According to an official online history of York County, European occupation of the area began in 1729 when "John and James Hendricks established the first authorized settlement in what is now called Kreutz Creek in York County. Germans, originally lured from the Rhenish Palatinate by William Penn's agents, soon followed Englishmen into the new frontier."

The town of York was founded in 1741, according to Wikipedia.

According to the York County history, fighting in the Seven Years War (1754-1763), bitterly fought in western Pennsylvania in the 1750s, came within a day's march of York County, and war refugees fled there from Cumberland County, just across the northwest boundary of York County.

Elizabeth Hamsbacher would have been about forty-three at the beginning of that war.

Benjamin Franklin, to supply the troops, came to York in 1755, bought flour, and hired a hundred and fifty wagons and almost three hundred pack horses.

In 1758, four companies of militia from York County took part in the capture of Fort Duquesne in western Pennsylvania (later Fort Pitt, from which Pittsburgh developed). The muster rolls of those companies, if they exist, have yet to be found.

During the Revolution, a Jacob Rudisell of York County was first lieutenant in the first company, Reed's company, of the sixth battalion, presumably of the York County militia.
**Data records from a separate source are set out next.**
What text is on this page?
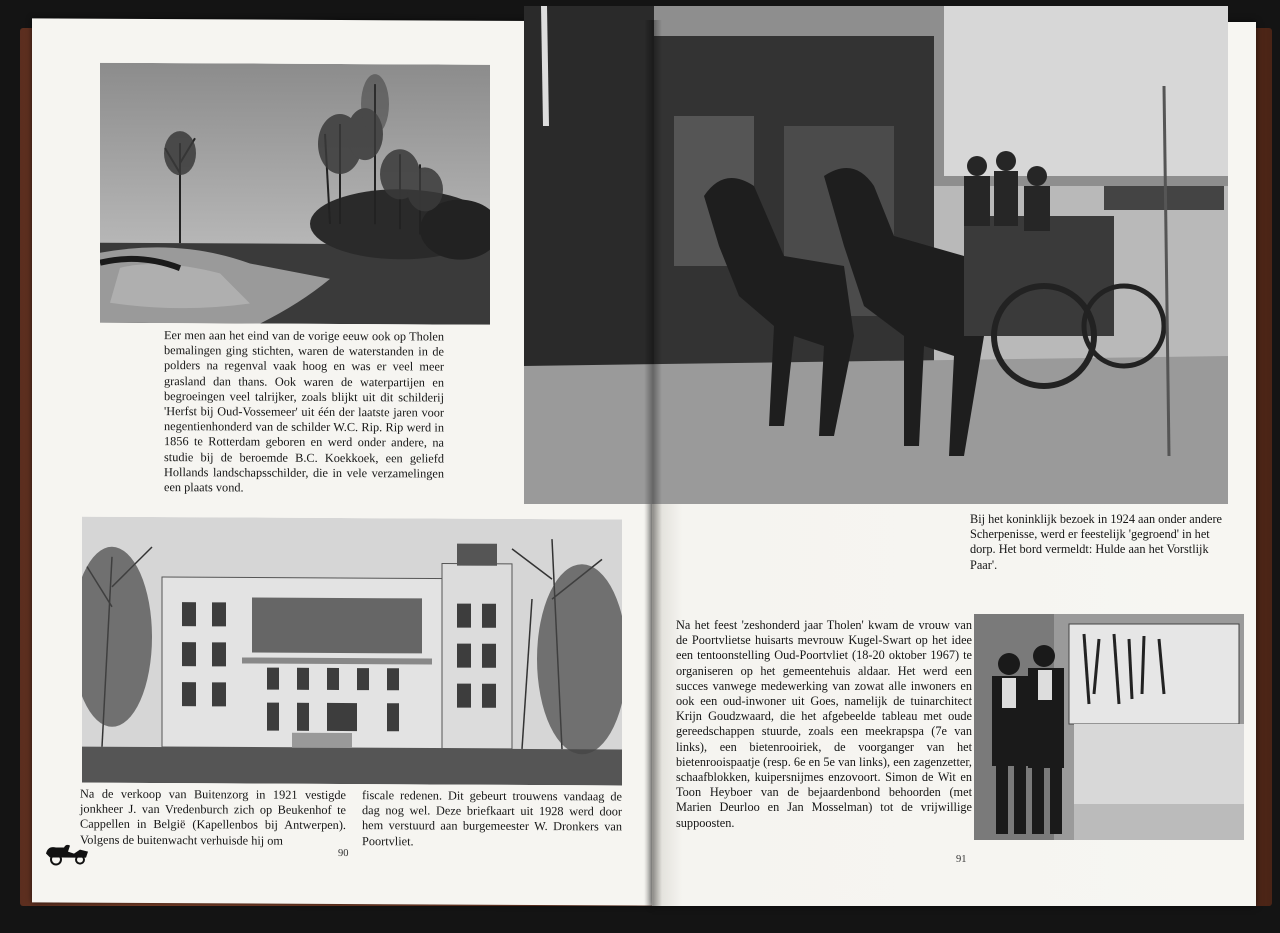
Eer men aan het eind van de vorige eeuw ook op Tholen bemalingen ging stichten, waren de waterstanden in de polders na regenval vaak hoog en was er veel meer grasland dan thans. Ook waren de waterpartijen en begroeingen veel talrijker, zoals blijkt uit dit schilderij 'Herfst bij Oud-Vossemeer' uit één der laatste jaren voor negentienhonderd van de schilder W.C. Rip. Rip werd in 1856 te Rotterdam geboren en werd onder andere, na studie bij de beroemde B.C. Koekkoek, een geliefd Hollands landschapsschilder, die in vele verzamelingen een plaats vond.

Na de verkoop van Buitenzorg in 1921 vestigde jonkheer J. van Vredenburch zich op Beukenhof te Cappellen in België (Kapellenbos bij Antwerpen). Volgens de buitenwacht verhuisde hij om

fiscale redenen. Dit gebeurt trouwens vandaag de dag nog wel. Deze briefkaart uit 1928 werd door hem verstuurd aan burgemeester W. Dronkers van Poortvliet.

90

Bij het koninklijk bezoek in 1924 aan onder andere Scherpenisse, werd er feestelijk 'gegroend' in het dorp. Het bord vermeldt: Hulde aan het Vorstlijk Paar'.

Na het feest 'zeshonderd jaar Tholen' kwam de vrouw van de Poortvlietse huisarts mevrouw Kugel-Swart op het idee een tentoonstelling Oud-Poortvliet (18-20 oktober 1967) te organiseren op het gemeentehuis aldaar. Het werd een succes vanwege medewerking van zowat alle inwoners en ook een oud-inwoner uit Goes, namelijk de tuinarchitect Krijn Goudzwaard, die het afgebeelde tableau met oude gereedschappen stuurde, zoals een meekrapspa (7e van links), een bietenrooiriek, de voorganger van het bietenrooispaatje (resp. 6e en 5e van links), een zagenzetter, schaafblokken, kuipersnijmes enzovoort. Simon de Wit en Toon Heyboer van de bejaardenbond behoorden (met Marien Deurloo en Jan Mosselman) tot de vrijwillige suppoosten.

91
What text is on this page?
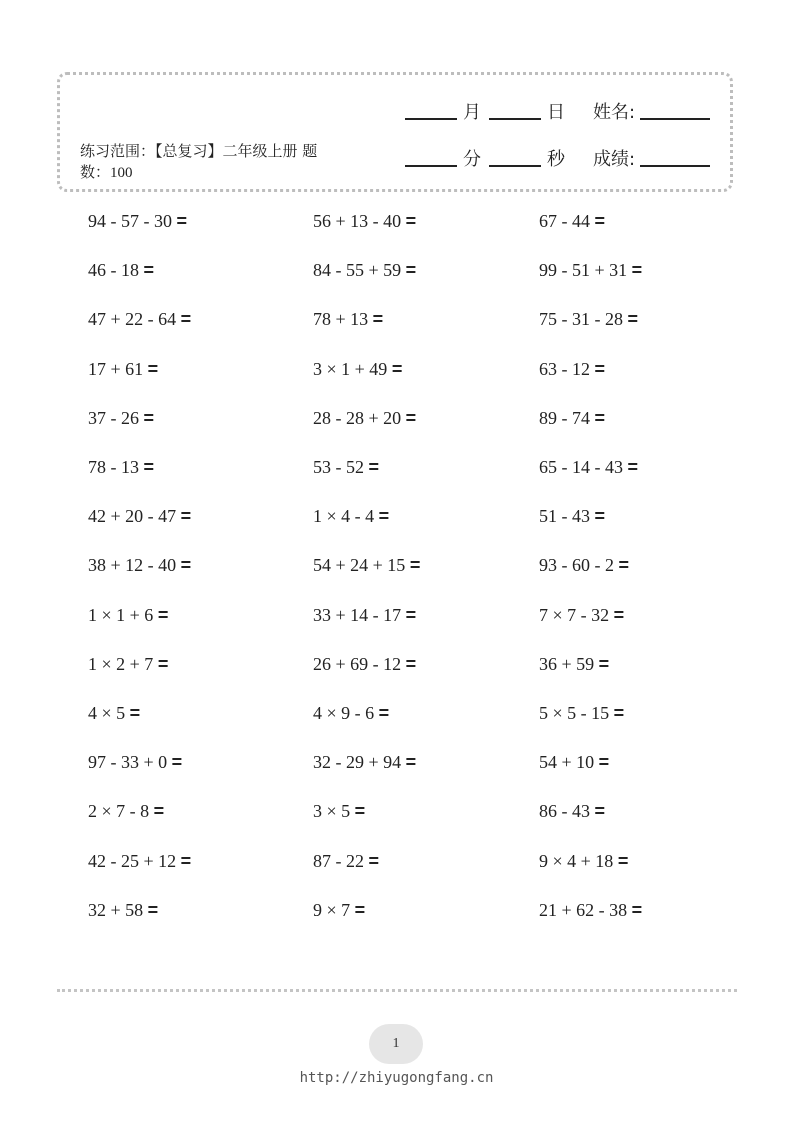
练习范围：【总复习】二年级上册 题数：100
月	日 姓名:
分	秒 成绩:
94 - 57 - 30 =	56 + 13 - 40 =	67 - 44 =
46 - 18 =	84 - 55 + 59 =	99 - 51 + 31 =
47 + 22 - 64 =	78 + 13 =	75 - 31 - 28 =
17 + 61 =	3 × 1 + 49 =	63 - 12 =
37 - 26 =	28 - 28 + 20 =	89 - 74 =
78 - 13 =	53 - 52 =	65 - 14 - 43 =
42 + 20 - 47 =	1 × 4 - 4 =	51 - 43 =
38 + 12 - 40 =	54 + 24 + 15 =	93 - 60 - 2 =
1 × 1 + 6 =	33 + 14 - 17 =	7 × 7 - 32 =
1 × 2 + 7 =	26 + 69 - 12 =	36 + 59 =
4 × 5 =	4 × 9 - 6 =	5 × 5 - 15 =
97 - 33 + 0 =	32 - 29 + 94 =	54 + 10 =
2 × 7 - 8 =	3 × 5 =	86 - 43 =
42 - 25 + 12 =	87 - 22 =	9 × 4 + 18 =
32 + 58 =	9 × 7 =	21 + 62 - 38 =
1
http://zhiyugongfang.cn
This could have been Elizabeth Hamsbacher's eldest child, who would have been about forty-eight when the Revolution ended in 1781. See Pennslvania Digital Archives.

John Rudisill of York County, perhaps her fourth child, was a member of Pennington's company of the first battalion.

Whether either saw active service is not known.

If Elizabeth Hambacher still lived in 1781, when the fighting ended, she would have been about seventy.